Fanny Susanti, Head of Operations Greenvolt Power Indonesia, turut menyoroti pergeseran paradigma dalam sektor energi. Ia menilai bahwa transisi energi kini bukan lagi sekadar pilihan, melainkan sebuah kebutuhan strategis bagi para pelaku usaha, termasuk di industri perhotelan yang memiliki konsumsi energi tinggi.
“Transisi energi di sektor dengan kebutuhan energi tinggi, seperti perhotelan, menjadi langkah penting untuk memastikan ketahanan bisnis jangka panjang,” jelas Fanny Susanti.
Fanny juga menyampaikan bahwa adopsi energi terbarukan dapat dilakukan melalui berbagai skema kemitraan yang fleksibel, termasuk opsi tanpa investasi awal. Hal ini diharapkan dapat meringankan beban operasional perusahaan dan mendorong lebih banyak hotel untuk beralih ke energi bersih.

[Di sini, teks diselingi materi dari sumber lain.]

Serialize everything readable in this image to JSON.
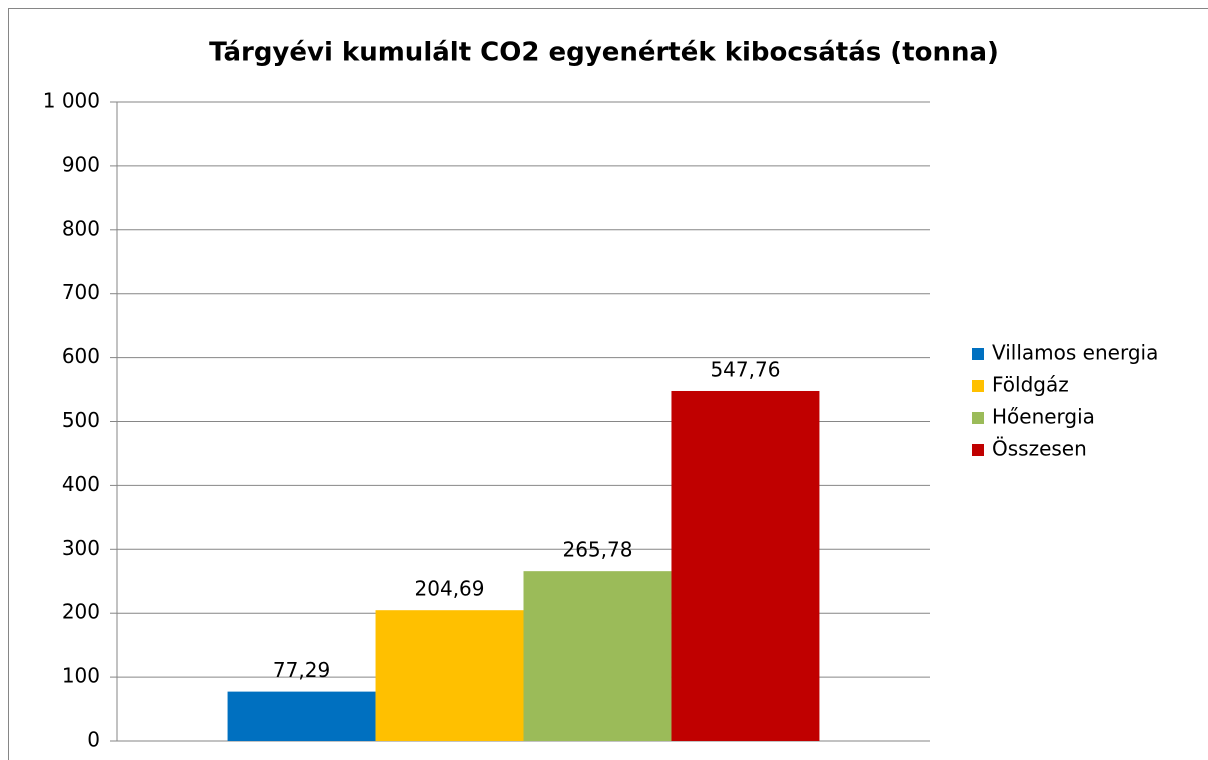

Potensi Percepatan Dekarbonisasi
Adopsi energi surya di sektor perhotelan, khususnya di destinasi wisata seperti Bali yang membutuhkan pasokan energi besar, dinilai berpotensi besar untuk mempercepat upaya dekarbonisasi. Selain manfaat lingkungan dalam menekan emisi karbon, penggunaan energi terbarukan juga diyakini dapat meningkatkan efisiensi operasional.

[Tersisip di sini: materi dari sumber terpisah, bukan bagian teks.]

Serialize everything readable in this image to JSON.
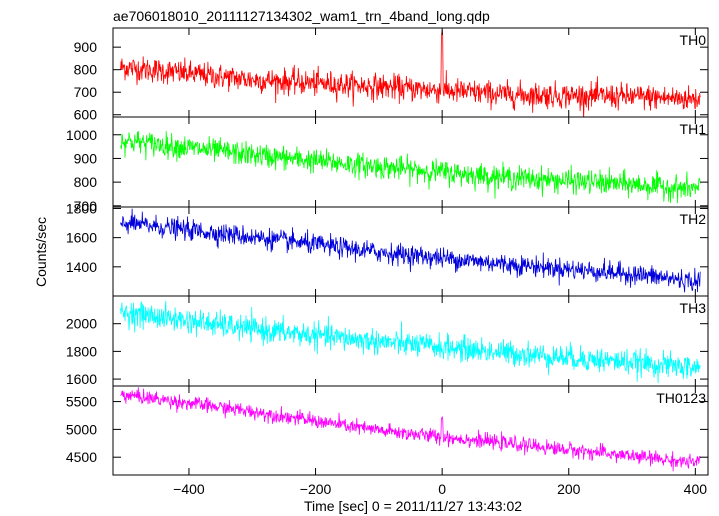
{
  "chart_data": {
    "type": "line",
    "title": "ae706018010_20111127134302_wam1_trn_4band_long.qdp",
    "xlabel": "Time [sec] 0 = 2011/11/27 13:43:02",
    "ylabel": "Counts/sec",
    "xlim": [
      -520,
      420
    ],
    "x_ticks": [
      -400,
      -200,
      0,
      200,
      400
    ],
    "x_tick_labels": [
      "−400",
      "−200",
      "0",
      "200",
      "400"
    ],
    "grid": false,
    "panels": [
      {
        "name": "TH0",
        "color": "#ff0000",
        "ylim": [
          590,
          985
        ],
        "y_ticks": [
          600,
          700,
          800,
          900
        ],
        "series_trend": [
          {
            "x": -500,
            "y": 810
          },
          {
            "x": -300,
            "y": 755
          },
          {
            "x": -100,
            "y": 725
          },
          {
            "x": 100,
            "y": 690
          },
          {
            "x": 300,
            "y": 680
          },
          {
            "x": 400,
            "y": 670
          }
        ],
        "noise": 28,
        "spike": {
          "x": 0,
          "y": 985
        }
      },
      {
        "name": "TH1",
        "color": "#00ff00",
        "ylim": [
          695,
          1075
        ],
        "y_ticks": [
          700,
          800,
          900,
          1000
        ],
        "series_trend": [
          {
            "x": -500,
            "y": 975
          },
          {
            "x": -300,
            "y": 915
          },
          {
            "x": -100,
            "y": 865
          },
          {
            "x": 100,
            "y": 820
          },
          {
            "x": 300,
            "y": 790
          },
          {
            "x": 400,
            "y": 770
          }
        ],
        "noise": 25,
        "spike": null
      },
      {
        "name": "TH2",
        "color": "#0000dd",
        "ylim": [
          1200,
          1810
        ],
        "y_ticks": [
          1400,
          1600,
          1800
        ],
        "series_trend": [
          {
            "x": -500,
            "y": 1700
          },
          {
            "x": -300,
            "y": 1605
          },
          {
            "x": -100,
            "y": 1500
          },
          {
            "x": 100,
            "y": 1420
          },
          {
            "x": 300,
            "y": 1350
          },
          {
            "x": 400,
            "y": 1300
          }
        ],
        "noise": 35,
        "spike": null
      },
      {
        "name": "TH3",
        "color": "#00ffff",
        "ylim": [
          1550,
          2200
        ],
        "y_ticks": [
          1600,
          1800,
          2000
        ],
        "series_trend": [
          {
            "x": -500,
            "y": 2080
          },
          {
            "x": -300,
            "y": 1960
          },
          {
            "x": -100,
            "y": 1870
          },
          {
            "x": 100,
            "y": 1790
          },
          {
            "x": 300,
            "y": 1720
          },
          {
            "x": 400,
            "y": 1680
          }
        ],
        "noise": 45,
        "spike": null
      },
      {
        "name": "TH0123",
        "color": "#ff00ff",
        "ylim": [
          4180,
          5780
        ],
        "y_ticks": [
          4500,
          5000,
          5500
        ],
        "series_trend": [
          {
            "x": -500,
            "y": 5620
          },
          {
            "x": -300,
            "y": 5320
          },
          {
            "x": -100,
            "y": 4980
          },
          {
            "x": 100,
            "y": 4750
          },
          {
            "x": 300,
            "y": 4520
          },
          {
            "x": 400,
            "y": 4400
          }
        ],
        "noise": 65,
        "spike": {
          "x": 0,
          "y": 5230
        }
      }
    ]
  }
}
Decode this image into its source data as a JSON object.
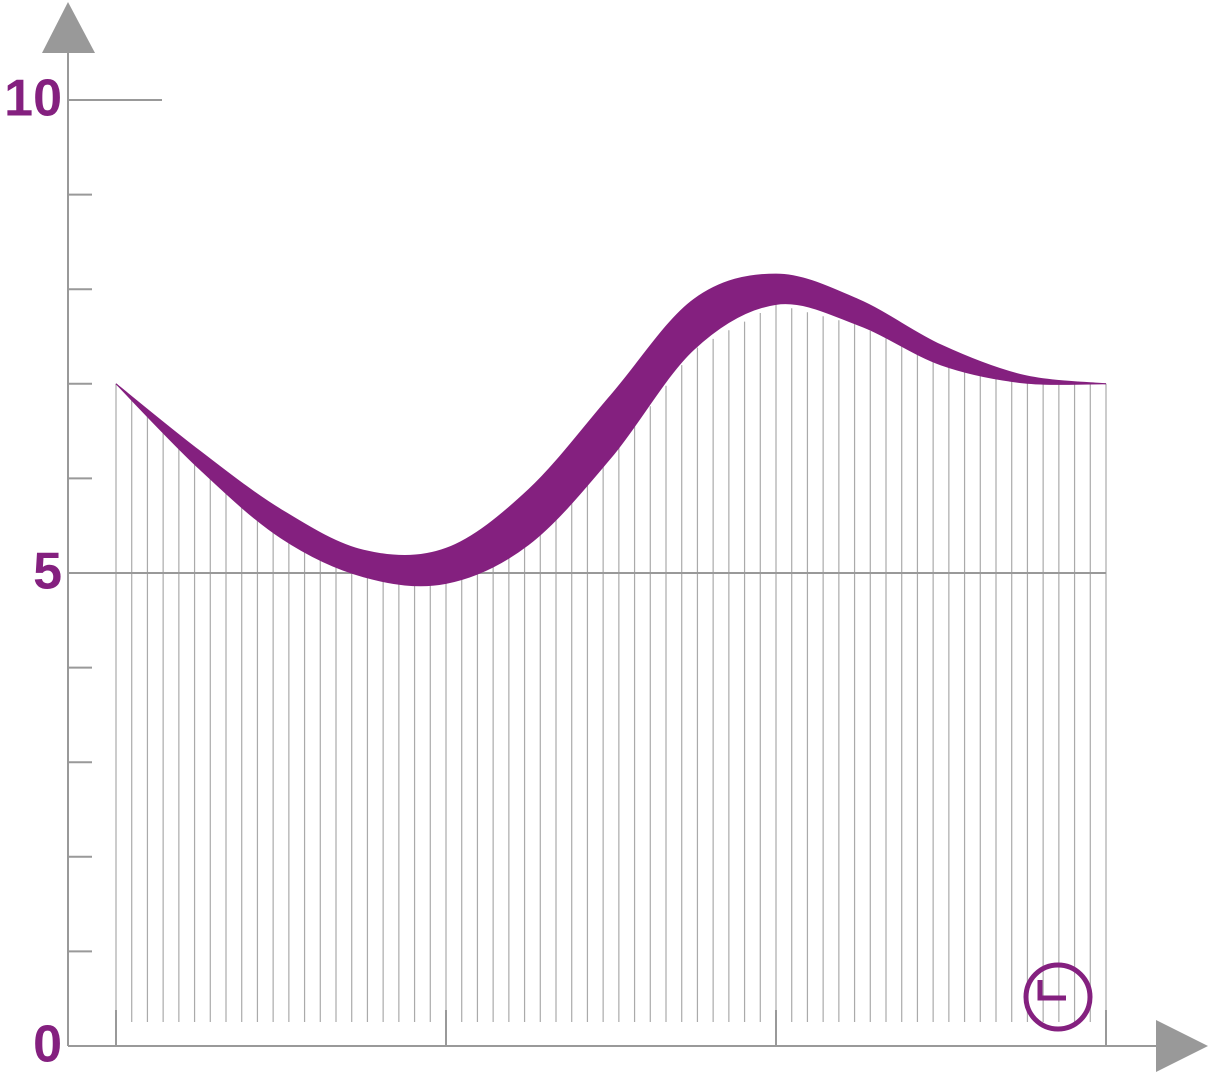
{
  "chart_data": {
    "type": "band",
    "x": [
      0,
      0.25,
      0.5,
      0.75,
      1,
      1.25,
      1.5,
      1.75,
      2,
      2.25,
      2.5,
      2.75,
      3
    ],
    "series": [
      {
        "color": "#84207f",
        "values": [
          7.0,
          6.3,
          5.67,
          5.24,
          5.26,
          5.88,
          6.88,
          7.89,
          8.16,
          7.89,
          7.41,
          7.09,
          7.0
        ]
      },
      {
        "color": "#84207f",
        "values": [
          7.0,
          6.11,
          5.37,
          4.96,
          4.89,
          5.3,
          6.22,
          7.36,
          7.84,
          7.62,
          7.2,
          7.01,
          7.0
        ]
      }
    ],
    "xlim": [
      0,
      3
    ],
    "xticks": [
      0,
      1,
      2,
      3
    ],
    "ylim": [
      0,
      10
    ],
    "yticks": [
      0,
      5,
      10
    ],
    "minor_yticks": [
      1,
      2,
      3,
      4,
      6,
      7,
      8,
      9
    ]
  }
}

Langkah ini juga diharapkan dapat memperkuat daya saing industri perhotelan di kancah global. Seiring dengan meningkatnya tuntutan konsumen dan pasar terhadap praktik bisnis yang berkelanjutan, hotel-hotel yang mengadopsi energi bersih akan memiliki keunggulan kompetitif tersendiri.